Мы дружно вздохнули и задумались.
— Что я придумала! — воскликнула вдруг Наташа. — Давай их разлюбим!
— Как, — сказала я, — так вот сразу? Я уж как-то привыкла.
— А я своего ни капельки больше не люблю! — ответила Наташа.
— Ну, если ты не любишь, — сказала я, — то я тем более не люблю: я-то ведь своего никогда и не любила.
В это время оба Мишки вышли во двор и направились к нам.
— Ириски есть? — спросил мой Мишка, протягивая раскрытую ладонь.
— Есть, — ответила я, — да не про твою честь.
— Что-то не понял, — озадаченно произнес он.
Рапопорт протянул Наташе тетрадь и сказал:
— Вот это и это. И чтобы без ошибок, как в прошлый раз.
— Сам делай свои упражнения! — ответила Наташа. — Я тебе не нанималась!
Мишки переглянулись.
— Это что, бунт на корабле? — спросил мой.
— Ну и не больно нужно, — сказал Наташин. — Пошли, Горюнов!
Но мой Мишка оказался не таким покладистым. Он запустил руку в карман моего пальто и вытащил две ириски. Я ударила его снизу по руке, и ириски упали на песок. Тогда мой Мишка дернул меня за косу и толкнул сзади коленом. Я отлетела довольно далеко, упала, но не заплакала. Наоборот, даже обрадовалась тому, что у нас с Мишками снова стали нормальные отношения.

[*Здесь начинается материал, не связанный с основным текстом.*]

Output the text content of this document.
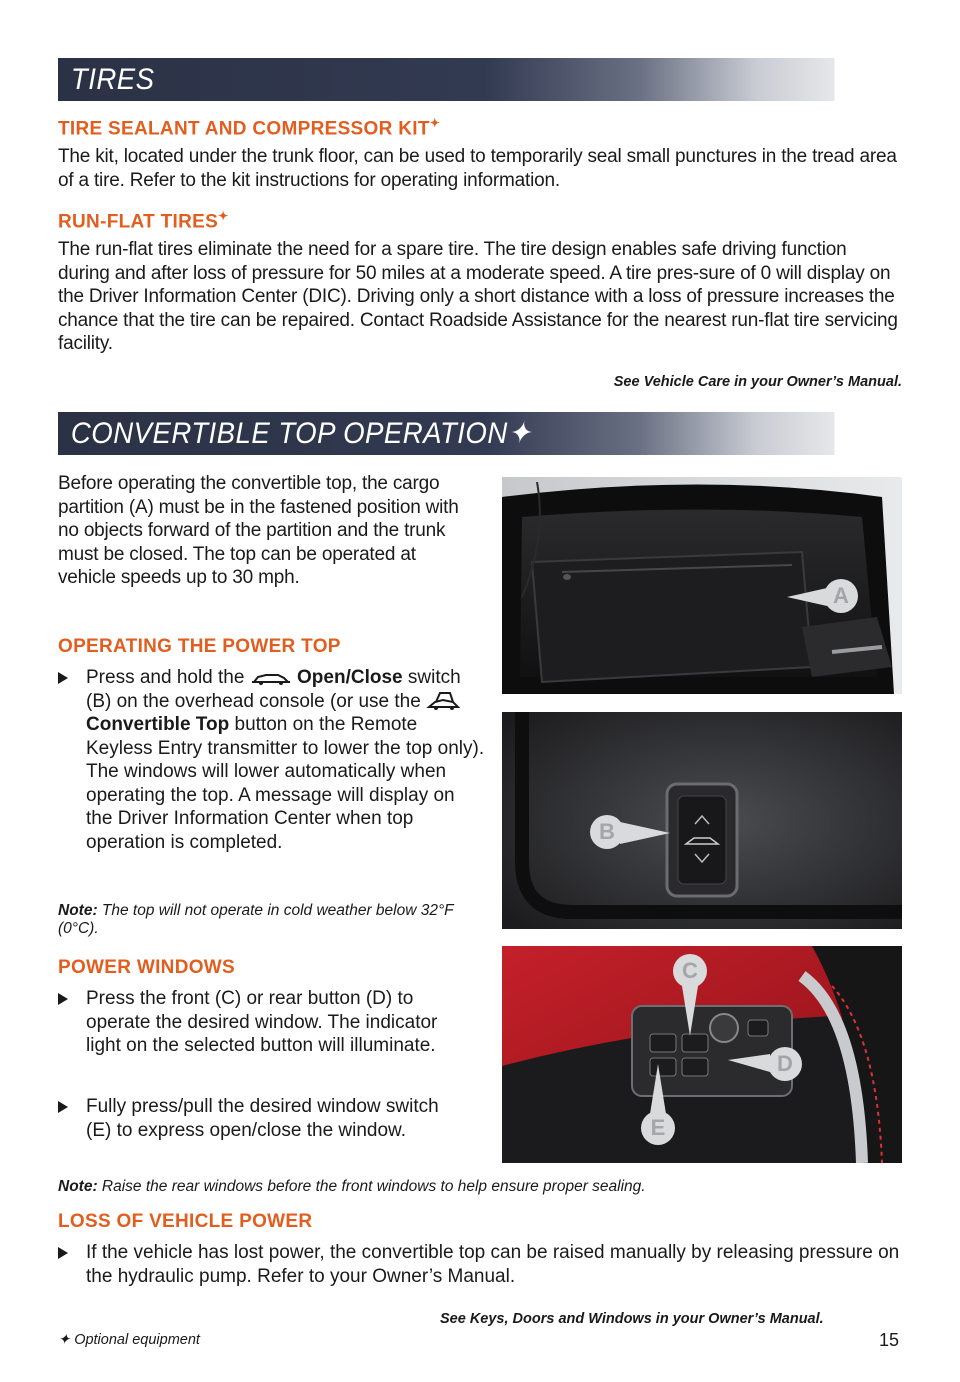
TIRES
TIRE SEALANT AND COMPRESSOR KIT✦
The kit, located under the trunk floor, can be used to temporarily seal small punctures in the tread area of a tire. Refer to the kit instructions for operating information.
RUN-FLAT TIRES✦
The run-flat tires eliminate the need for a spare tire. The tire design enables safe driving function during and after loss of pressure for 50 miles at a moderate speed. A tire pres-sure of 0 will display on the Driver Information Center (DIC). Driving only a short distance with a loss of pressure increases the chance that the tire can be repaired. Contact Roadside Assistance for the nearest run-flat tire servicing facility.
See Vehicle Care in your Owner’s Manual.
CONVERTIBLE TOP OPERATION✦
Before operating the convertible top, the cargo partition (A) must be in the fastened position with no objects forward of the partition and the trunk must be closed. The top can be operated at vehicle speeds up to 30 mph.
OPERATING THE POWER TOP
Press and hold the	Open/Close switch (B) on the overhead console (or use the  Convertible Top button on the Remote Keyless Entry transmitter to lower the top only). The windows will lower automatically when operating the top. A message will display on the Driver Information Center when top operation is completed.
Note: The top will not operate in cold weather below 32°F (0°C).
POWER WINDOWS
Press the front (C) or rear button (D) to operate the desired window. The indicator light on the selected button will illuminate.
Fully press/pull the desired window switch (E) to express open/close the window.
Note: Raise the rear windows before the front windows to help ensure proper sealing.
LOSS OF VEHICLE POWER
If the vehicle has lost power, the convertible top can be raised manually by releasing pressure on the hydraulic pump. Refer to your Owner’s Manual.
See Keys, Doors and Windows in your Owner’s Manual.
A
B
C
D
E
✦ Optional equipment	15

Дядя Володя оказался не прав: мы с Наташей после этого случая еще крепче подружились и дружим до сих пор.
Победа!
— Вставай, победа! — слышу я сквозь сон голос Шуры.
Победа!
Празднично светило майское солнце, и звуки маршей неслись из комнаты родителей, где висело радио, и такие же праздничные марши доносились с Садовой через открытую форточку, и была еще дополнительная, чуть конфузливая радость, что — не идти в школу.